Old Favorites

11/25/2013
My first blog VARDO FOR TWO (begun in 2008) is now re-opened. Link here to see what it was like to rebuild our life after homelessness.

6/2/2013
Langley, Washington
Not quite twenty years ago, but close enough to round up to it, I wrote a column for the local independent newspaper. The paper was new to the town, and the town back then was just that. A small town. My career in the corporate world had ended, and my marriage ... that, too.

Today Pete and I were hunting through black garbage bags wrapped around boxes of stuff looking for an old photo album. As diligent as my husband is about rummaging through things he couldn't find the album. Gone, too. Instead we did find an album filled with pictures, cards and a copy of the last column I wrote for the Mukilteo Beacon on July 20, 1994. I was leaving that town about to wind my way back from whence I had come move than twenty years earlier.

Makua O'o, this blog, is part of my current present. It changes and chances to include things lived now, or yesterday, or a hundred years past. I write it down. Who knew that I would be writing from the woods of Whidbey Island and sharing this old favorite about a time not long ago and not very far away? Who knew? I think it was the moon.


Mukilteo Beacon-July 20, 1994
Culture ... We all have it!

We share the moon ... and more
By Yvonne Mokihana Brown

Mukilteo moons are a captivating sight. From the corner railing of Doug and Lois's balcony we watched the first sliver of golden moon light the sky over Whidbey Island. I have watched this moon hundres of times before, but this July moon was the stuff of soul-making.

I will call up this memory when the need for friends and love of special places leaps fro me. Moving away from this good meeting place requires soaking up moments like viewing a Mukilteo moon.

As I peck out my thoughts from the Smith Corona, I look up to see the wall of cardboard boxes stacked and waiting to cross the Pacific with me on my trek back to Kuliouou Valley. During the past month I have sat with, sorted, boxed or tossed the evidence of 23 years in Mukilteo.

The recycled paper stock in many shapes and colors are witness to the fact that much of life does indeed get reshaped, reused and redistributed. But how resistant I was to give up the products of my creativity. An inventory of the cardboard wall tells me that BOOKS are import to me. More than half of the boxes are filled with history, myth, philosophy, psychology, poetry and journals.

No furniture, except for my computer and TV, travels with me. Instead, each of the pieces I had sat with, sat on, lived with, slept on, has been "hanai-ed" ... adopted out, to live with friends who I know will care for them until I need or want them again.

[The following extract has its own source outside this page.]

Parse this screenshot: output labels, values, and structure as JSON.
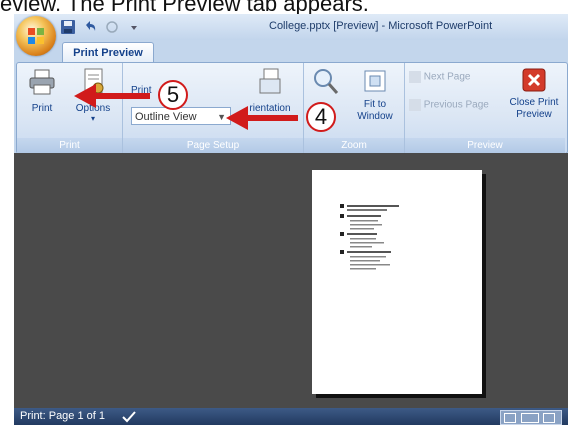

My little blue table and chairs from which I filled two journals each morning and evening during the past six months now live with Nikki, my Christmas day birthday girl. I have watched her grow, and know she will continue to fill journals of her own at this table.

Her brother Wayne cares for the large zebra skin drum. I am confident his strong yet gentle young hands will send warm sounds from my old friend. The tiny zebra skin drum has a place of honor on the LaMascus hearth.

Kela, the son of the Moi, lives with the beautiful parquet coffee table. When I saw his large hand run softly over the top of the table, I knew, 'that table is Kela's."

Flory needed a futon. I had one. Roy needed a bed for Dad. I had one of those, too.

Once the decision to let go was made, much space was available. The energy spent clinging was replaced with a wonderful sense of lightness. Hmm, freedom.

This is the last column I will write from Mukilteo. But my connection with Mukilteo will continue across the grand Pacific. "Culture...We All Have It!" evolves. I will write from Kuliouou Valley and include you the community of Mukilteo in that exploding definition of culture I so passionately believe is vital to humanity.

Look up at that Mukiteo sky as the moon rises over Whidbey. Soak it up. I too will view the moon, from the valley of Kuliouou. Together, you in this good meeting place and I in the valley of the protruding knee will share a common thread...joining cultures and remembering there are so many different places from which to view the same moon.